4 meminimalisasi biaya inventori di Pamella Satu. Hal ini menunjukkan bahwa pengendalian inventori masih dilakukan di masing-masing cabang. Kemudian penelitian dikembangkan oleh Riyaningrum (2014) yang membahas mengenai optimalisasi alokasi distribusi produk untuk meningkatkan gross profit. Oleh karena itu, penelitian ini bermaksud untuk mengembangkan suatu sistem pendukung keputusan yang dapat digunakan untuk pengambilan keputusan alokasi distribusi produk oleh gudang pusat ke masing-masing cabang chain store.

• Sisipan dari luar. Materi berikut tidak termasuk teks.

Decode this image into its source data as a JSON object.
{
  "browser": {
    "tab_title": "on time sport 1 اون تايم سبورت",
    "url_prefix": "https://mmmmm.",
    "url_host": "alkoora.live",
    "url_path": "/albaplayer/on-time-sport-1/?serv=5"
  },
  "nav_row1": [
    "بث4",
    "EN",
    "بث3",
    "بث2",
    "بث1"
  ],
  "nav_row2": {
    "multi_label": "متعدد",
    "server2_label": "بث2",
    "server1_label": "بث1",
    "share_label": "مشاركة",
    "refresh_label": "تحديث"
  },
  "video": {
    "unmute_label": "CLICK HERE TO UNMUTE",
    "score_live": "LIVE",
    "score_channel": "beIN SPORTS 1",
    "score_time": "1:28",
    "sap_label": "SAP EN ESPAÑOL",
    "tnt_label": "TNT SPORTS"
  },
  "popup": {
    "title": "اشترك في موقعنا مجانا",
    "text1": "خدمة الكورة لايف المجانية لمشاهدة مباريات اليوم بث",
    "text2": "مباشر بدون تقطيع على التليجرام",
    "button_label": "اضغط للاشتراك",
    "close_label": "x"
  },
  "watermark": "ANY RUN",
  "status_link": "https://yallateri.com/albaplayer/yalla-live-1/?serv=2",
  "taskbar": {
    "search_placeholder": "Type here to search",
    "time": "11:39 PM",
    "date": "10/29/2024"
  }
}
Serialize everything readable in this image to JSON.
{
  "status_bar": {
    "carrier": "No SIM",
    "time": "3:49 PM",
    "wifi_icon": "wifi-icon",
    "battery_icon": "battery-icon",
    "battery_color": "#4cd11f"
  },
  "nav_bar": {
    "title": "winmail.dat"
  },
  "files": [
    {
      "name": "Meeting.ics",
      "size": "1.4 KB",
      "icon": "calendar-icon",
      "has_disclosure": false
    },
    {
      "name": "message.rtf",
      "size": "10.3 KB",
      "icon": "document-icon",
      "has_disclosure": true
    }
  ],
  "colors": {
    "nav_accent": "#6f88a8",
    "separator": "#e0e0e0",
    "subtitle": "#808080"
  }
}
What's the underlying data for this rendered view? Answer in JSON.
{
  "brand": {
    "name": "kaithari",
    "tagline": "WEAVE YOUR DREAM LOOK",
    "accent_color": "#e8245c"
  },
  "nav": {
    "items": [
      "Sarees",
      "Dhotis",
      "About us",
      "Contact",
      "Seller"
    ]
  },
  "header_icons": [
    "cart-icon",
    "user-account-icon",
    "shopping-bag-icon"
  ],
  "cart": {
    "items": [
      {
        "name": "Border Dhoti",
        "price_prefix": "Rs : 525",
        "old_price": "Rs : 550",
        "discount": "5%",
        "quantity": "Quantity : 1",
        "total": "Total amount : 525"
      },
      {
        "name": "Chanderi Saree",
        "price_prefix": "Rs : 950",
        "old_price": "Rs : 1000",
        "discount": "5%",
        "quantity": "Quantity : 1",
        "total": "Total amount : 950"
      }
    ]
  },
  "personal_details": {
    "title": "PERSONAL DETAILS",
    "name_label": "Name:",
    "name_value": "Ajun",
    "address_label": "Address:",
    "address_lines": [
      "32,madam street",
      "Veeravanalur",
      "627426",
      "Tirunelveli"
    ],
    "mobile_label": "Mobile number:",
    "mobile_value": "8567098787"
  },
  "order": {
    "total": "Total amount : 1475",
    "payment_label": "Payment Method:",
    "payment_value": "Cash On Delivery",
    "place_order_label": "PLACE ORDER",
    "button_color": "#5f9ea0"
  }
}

Gudang pusat diposisikan sebagai pusat pengendali yang mengatur persediaan di semua cabang, sehingga masing-masing cabang tidak perlu lagi membuat purchase order. 1.2 Rumusan Masalah Berdasarkan latar belakang tersebut, rumusan masalah pada penelitian ini adalah mengembangkan suatu Sistem Pendukung Keputusan berupa software untuk mengalokasikan produk dari gudang pusat corporate chain store lokal Pamella Swalayan Supermarket ke masing-masing cabang. 1.3 Asumsi dan Batasan Masalah Untuk membatasi cakupan penelitian, terdapat beberapa batasan masalah serta asumsi yang digunakan dalam penelitian ini, yaitu: 1. penelitian dilakukan pada gudang pusat dan tujuh cabang Pamella Swalayan Supermarket, 2. penelitian ini berfokus pada pembuatan software sebagai Decision Support System dalam mengalokasikan distribusi produk dari gudang pusat hingga ke tujuh cabang Pamella Swalayan Supermarket, 3. ruang lingkup pengembangan Sistem Pendukung Keputusan adalah sistem off-line. 4. produk yang diteliti adalah sepuluh produk di semua cabang Pamella Swalayan Supermarket, 5. antar store tidak boleh saling memasok barang,

5 1.4 Tujuan Penelitian Tujuan yang ingin dicapai dalam penelitian ini adalah sebagai berikut: 1. Mengembangkan suatu sistem informasi berupa software sebagai Decision Support System dalam mengalokasikan distribusi produk dari gudang pusat chain store lokal Pamella Swalayan Supermarket ke masing-masing cabang. 2. Decision Support System yang dirancang dan dikembangkan dapat diterima dengan baik oleh user di Pamella Swalayan Supermarket. 1.5 Manfaat Penelitian Penelitian ini diharapkan dapat memberikan manfaat bagi perusahaan untuk membantu pengambilan keputusan dalam menentukan alokasi distribusi produk yang dikirim dari gudang pusat ke masing-masing cabang. Selain itu, diharapkan penelitian ini mampu menjadi sumber referensi untuk pengembangan penelitian selanjutnya yang mempunyai topik yang sama dengan penelitian ini.